In Question D.3, we defined \(\mathbb{M}\) as a set of boxes with a width of \(2\times 0.05\). Then, if one box \([\mathbf{m}^i]\) has a maximal diameter that is less than \(0.1\), it means that it contains one single item of \(\mathbb{M}\).
for mi in m:
  if mi.max_diam() <= 0.10001: # if identified
    fig_map.draw_circle(mi[0].mid(), mi[1].mid(), 0.02, "blue[blue]")
for(const auto& mi : m)
  if(mi.max_diam() <= 0.10001) // if identified
    fig_map.draw_circle(mi[0].mid(), mi[1].mid(), 0.02, "blue[blue]");

Expected result:


Fig. 35 All the boxes have been identified.


This association has been done only by merging all information together. We define contractors from the equations of the problem, and let the information propagate in the domains. This has led to a state estimation solved concurrently with a data association.

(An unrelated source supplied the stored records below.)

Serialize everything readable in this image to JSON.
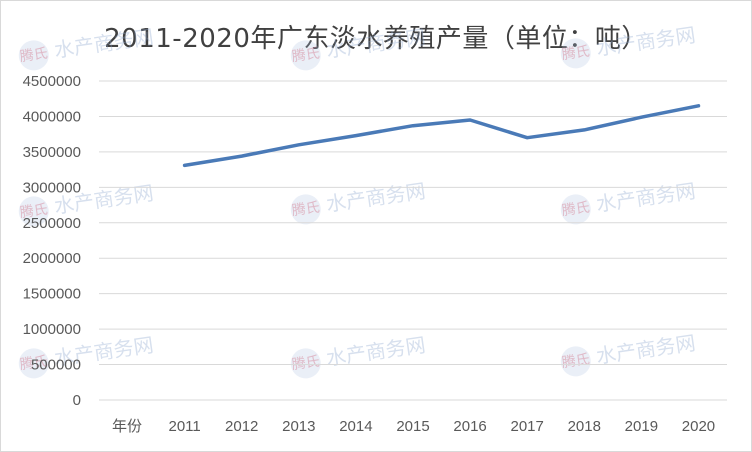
{
  "title": "2011-2020年广东淡水养殖产量（单位：吨）",
  "watermark": {
    "seal": "腾氏",
    "text": "水产商务网"
  },
  "chart_data": {
    "type": "line",
    "title": "2011-2020年广东淡水养殖产量（单位：吨）",
    "category_axis_label": "年份",
    "categories": [
      "2011",
      "2012",
      "2013",
      "2014",
      "2015",
      "2016",
      "2017",
      "2018",
      "2019",
      "2020"
    ],
    "series": [
      {
        "values": [
          3310000,
          3440000,
          3600000,
          3730000,
          3870000,
          3950000,
          3700000,
          3810000,
          3990000,
          4150000
        ]
      }
    ],
    "ylim": [
      0,
      4500000
    ],
    "yticks": [
      "0",
      "500000",
      "1000000",
      "1500000",
      "2000000",
      "2500000",
      "3000000",
      "3500000",
      "4000000",
      "4500000"
    ],
    "grid": true,
    "legend": "none",
    "line_color": "#4a7ab7",
    "grid_color": "#d9d9d9"
  }
}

In the next lessons, we will go a step further by making the robot move. This will introduce differential constraints, and a new domain for handling uncertain trajectories: tubes.

Underwater application

We could apply this solver on actual data, such as the underwater application presented in the introduction of this lesson. The identification of the rocks on the seafloor would be done by the fusion of all data, without image processing. The same algorithm also provides a reliable way to gather different views of a same object, without using data processing.

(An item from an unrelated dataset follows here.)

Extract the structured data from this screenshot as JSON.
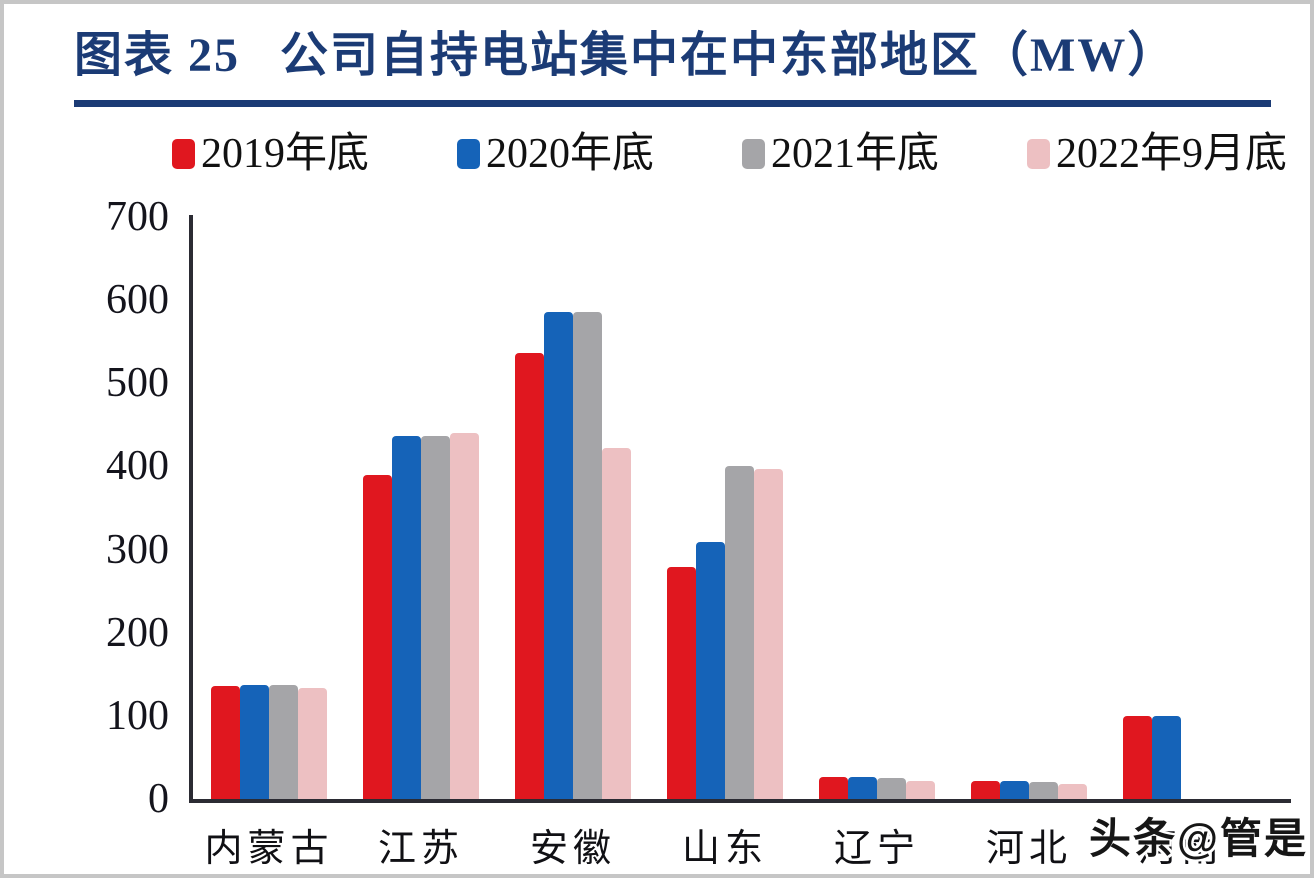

This topic of data association with underwater robotics has been the subject of a paper proposed for this ICRA 2020 conference:

Set-membership state estimation by solving data association
Simon Rohou, Benoît Desrochers, Luc Jaulin, ICRA 2020

Here is a video providing an overview of the problem and how to solve it. This is mainly the object of this Lesson D and the next one, that will deal with the dynamics of the robot.

End of second step!

That’s about all for this second step.

See you next step for discovering tubes!



The case of intermediate variables in C++.

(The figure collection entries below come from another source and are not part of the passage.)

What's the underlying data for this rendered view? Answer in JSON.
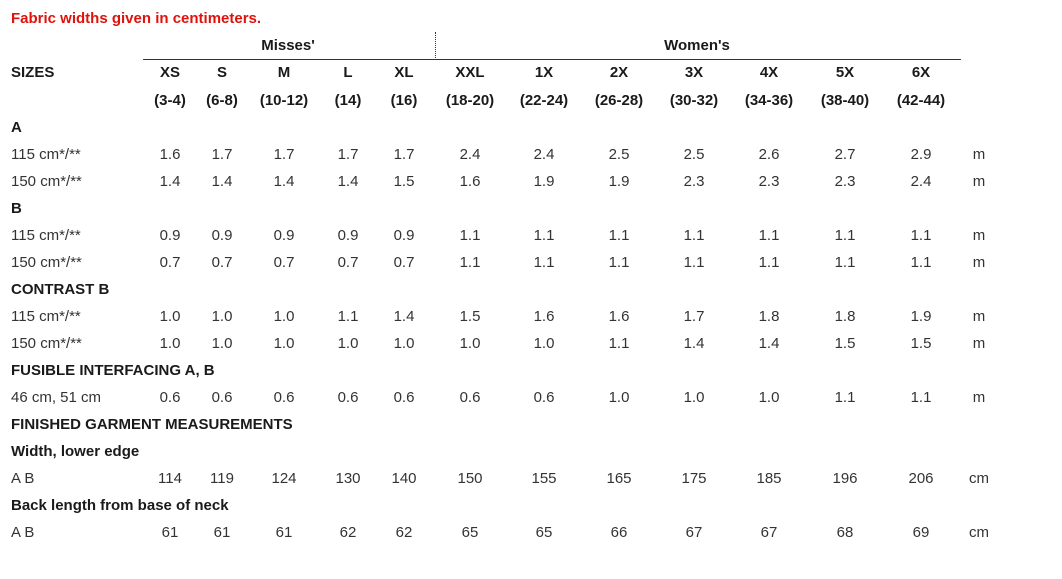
{
  "note": "Fabric widths given in centimeters.",
  "groups": {
    "misses": "Misses'",
    "women": "Women's"
  },
  "sizes_label": "SIZES",
  "sizes": [
    "XS",
    "S",
    "M",
    "L",
    "XL",
    "XXL",
    "1X",
    "2X",
    "3X",
    "4X",
    "5X",
    "6X"
  ],
  "size_ranges": [
    "(3-4)",
    "(6-8)",
    "(10-12)",
    "(14)",
    "(16)",
    "(18-20)",
    "(22-24)",
    "(26-28)",
    "(30-32)",
    "(34-36)",
    "(38-40)",
    "(42-44)"
  ],
  "rows": [
    {
      "type": "section",
      "label": "A"
    },
    {
      "type": "data",
      "label": "115 cm*/**",
      "values": [
        "1.6",
        "1.7",
        "1.7",
        "1.7",
        "1.7",
        "2.4",
        "2.4",
        "2.5",
        "2.5",
        "2.6",
        "2.7",
        "2.9"
      ],
      "unit": "m"
    },
    {
      "type": "data",
      "label": "150 cm*/**",
      "values": [
        "1.4",
        "1.4",
        "1.4",
        "1.4",
        "1.5",
        "1.6",
        "1.9",
        "1.9",
        "2.3",
        "2.3",
        "2.3",
        "2.4"
      ],
      "unit": "m"
    },
    {
      "type": "section",
      "label": "B"
    },
    {
      "type": "data",
      "label": "115 cm*/**",
      "values": [
        "0.9",
        "0.9",
        "0.9",
        "0.9",
        "0.9",
        "1.1",
        "1.1",
        "1.1",
        "1.1",
        "1.1",
        "1.1",
        "1.1"
      ],
      "unit": "m"
    },
    {
      "type": "data",
      "label": "150 cm*/**",
      "values": [
        "0.7",
        "0.7",
        "0.7",
        "0.7",
        "0.7",
        "1.1",
        "1.1",
        "1.1",
        "1.1",
        "1.1",
        "1.1",
        "1.1"
      ],
      "unit": "m"
    },
    {
      "type": "section",
      "label": "CONTRAST B"
    },
    {
      "type": "data",
      "label": "115 cm*/**",
      "values": [
        "1.0",
        "1.0",
        "1.0",
        "1.1",
        "1.4",
        "1.5",
        "1.6",
        "1.6",
        "1.7",
        "1.8",
        "1.8",
        "1.9"
      ],
      "unit": "m"
    },
    {
      "type": "data",
      "label": "150 cm*/**",
      "values": [
        "1.0",
        "1.0",
        "1.0",
        "1.0",
        "1.0",
        "1.0",
        "1.0",
        "1.1",
        "1.4",
        "1.4",
        "1.5",
        "1.5"
      ],
      "unit": "m"
    },
    {
      "type": "section",
      "label": "FUSIBLE INTERFACING A, B"
    },
    {
      "type": "data",
      "label": "46 cm, 51 cm",
      "values": [
        "0.6",
        "0.6",
        "0.6",
        "0.6",
        "0.6",
        "0.6",
        "0.6",
        "1.0",
        "1.0",
        "1.0",
        "1.1",
        "1.1"
      ],
      "unit": "m"
    },
    {
      "type": "section",
      "label": "FINISHED GARMENT MEASUREMENTS"
    },
    {
      "type": "section",
      "label": "Width, lower edge"
    },
    {
      "type": "data",
      "label": "A B",
      "values": [
        "114",
        "119",
        "124",
        "130",
        "140",
        "150",
        "155",
        "165",
        "175",
        "185",
        "196",
        "206"
      ],
      "unit": "cm"
    },
    {
      "type": "section",
      "label": "Back length from base of neck"
    },
    {
      "type": "data",
      "label": "A B",
      "values": [
        "61",
        "61",
        "61",
        "62",
        "62",
        "65",
        "65",
        "66",
        "67",
        "67",
        "68",
        "69"
      ],
      "unit": "cm"
    }
  ]
}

In C++, if we create intermediate variables in a different block of code than the .contract() method, then the C++ variables are destroyed at the end of their block and so the CN lose the reference to them. For instance:

ContractorNetwork cn;
CtcFunction ctc_plus(Function("a", "b", "c", "b+c-a"));
Interval x(0,1), y(-2,3);

if(/* some condition */)
  Interval a(1,20);
  cn.add(ctc_plus, {x, y, a}); // constraint x+y=a
} // 'a' is lost here

cn.contract(); // segmentation fault here

Instead, we must create the domains inside the CN object in order to keep it alive outside the block. This can be done with the method .create_interm_var():

ContractorNetwork cn;
CtcFunction ctc_plus(Function("a", "b", "c", "b+c-a"));
Interval x(0,1), y(-2,3);

if(/* some condition */)
  Interval& a = cn.create_interm_var(Interval(1,20));
  cn.add(ctc_plus, {x, y, a});
} // 'a' is not lost

cn.contract(); // the contraction works on [x], [y] and [a] that still exists

Therefore, the following function:

IntervalVector& d = cn.create_interm_var(IntervalVector(2));

creates for instance an intermediate 2d variable with a 2d box domain: \([\mathbf{d}]=[-\infty,\infty]^2\). Its argument defines the type of domain to be created (Interval, IntervalVector, etc.).

Technically, create_interm_var() returns a C++ reference (in the above example, of type IntervalVector&). The reference is an alias on the intermediate variable, that is now inside the Contractor Network. It can be used in the same way as other variables involved in the CN.